Outra questão prende-se com a necessidade de promover estratégias integradas de adaptação uma vez que, tal como em relação aos impactos, cada sector socio-económico não se comporta de forma estanque. Por essa razão, torna-se necessário promover, rapidamente, o planeamento conjunto e integrado, de forma a desenvolver a capacidade adaptativa a uma escala maior (e.g. nacional).

Seja através de planos de coordenação de adaptação para instituições do sector público, como no caso espanhol [2], ou em estratégias de governação regional, como no caso de um município Inglês [3], a adaptação às Alterações Climáticas é já uma realidade que está a ser pensada e planeada. O caso Finlandês é um exemplo disso mesmo, uma vez que neste país existe já uma estratégia nacional de adaptação às Alterações Climáticas [4].

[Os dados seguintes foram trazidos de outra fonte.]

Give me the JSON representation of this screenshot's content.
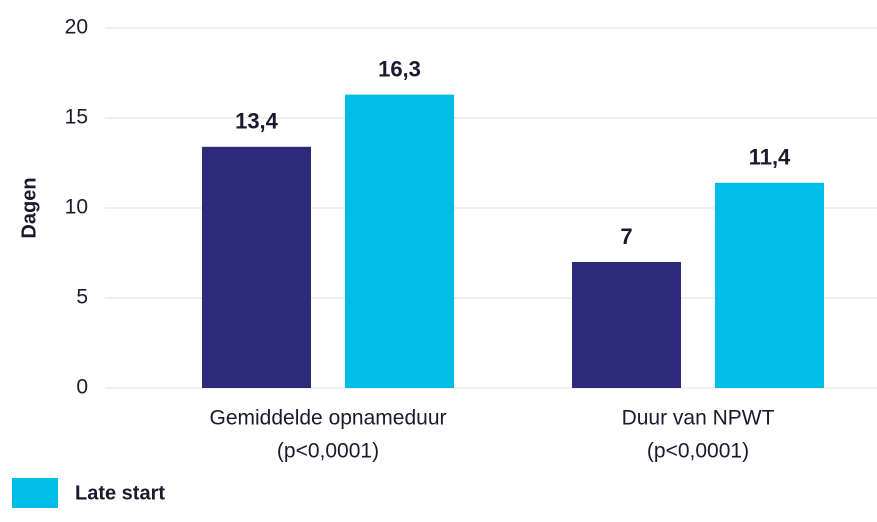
{
  "chart_data": {
    "type": "bar",
    "y_label": "Dagen",
    "categories": [
      "Gemiddelde opnameduur",
      "Duur van NPWT"
    ],
    "category_notes": [
      "(p<0,0001)",
      "(p<0,0001)"
    ],
    "series": [
      {
        "color": "#2b2a7b",
        "values": [
          13.4,
          7
        ],
        "value_labels": [
          "13,4",
          "7"
        ]
      },
      {
        "name": "Late start",
        "color": "#00bde6",
        "values": [
          16.3,
          11.4
        ],
        "value_labels": [
          "16,3",
          "11,4"
        ]
      }
    ],
    "ylim": [
      0,
      20
    ],
    "yticks": [
      0,
      5,
      10,
      15,
      20
    ],
    "grid": true,
    "legend": "bottom-left"
  }
}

Em Portugal existem já planos sectoriais de adaptação preventiva aos impactos das Alterações Climáticas, como no caso da Saúde Humana [5], ou mesmo de adaptação indirecta por via de regulamentações, como são um exemplo concreto os novos regulamentos de edificação [6].

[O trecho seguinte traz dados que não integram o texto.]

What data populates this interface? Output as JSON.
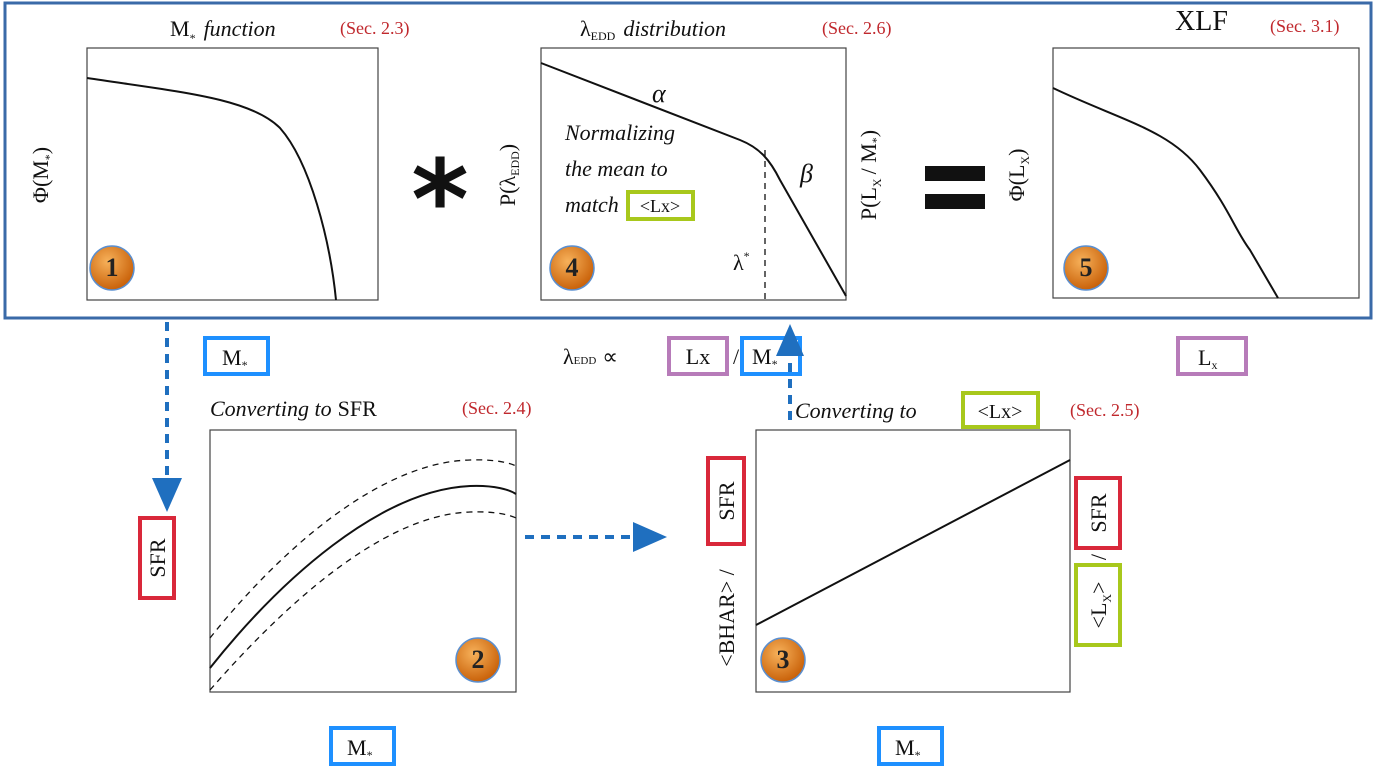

No entanto, Portugal está ainda a dar os primeiros passos no sentido de generalizar a ideia da necessidade adaptativa a esta nova problemática, em todas as suas vertentes (e.g. pública, preventiva). Estes passos deverão, obviamente, passar sempre por um reconhecimento sério e pela investigação efectiva da vulnerabilidade aos impactos das Alterações Climáticas no nosso país.

Espero que as informações aqui apresentadas ao logo destas semanas tenham sido de utilidade e interesse, e aproveito para agradecer ao Portal do Astrónomo o convite para a elaboração deste Tema do Mês.

Referências

[1] http://www.ipcc.ch/pub/syrgloss.pdf

[2] http://www.mma.es/portal/secciones/cambio_climatico/areas_tematicas/impactos_cc/pnacc.htm

[3] http://www.woking.gov.uk/environment/climatechangestrategy

[4] http://www.mmm.fi/en/index/ministry/press_releases/070419_ipcc.html

[5] http://www.dgs.pt/upload/membro.id/ficheiros/i008675.pdf

[6] http://www.dre.pt/pdfgratis/2006/04/067A00.pdf

[7] Scientific Expert Group on Climate Change (2007) Confronting Climate Change: Avoiding the Unmanageable and Managing the Unavoidable [Rosina M. Bierbaum, R., Holdren, J., MacCracken, M., Moss, R. and Raven, P. (eds.)]. Report prepared for the United Nations Commission on Sustainable Development. Sigma Xi, Research Triangle Park, NC, and the United Nations Foundation, Washington DC, 144 pp.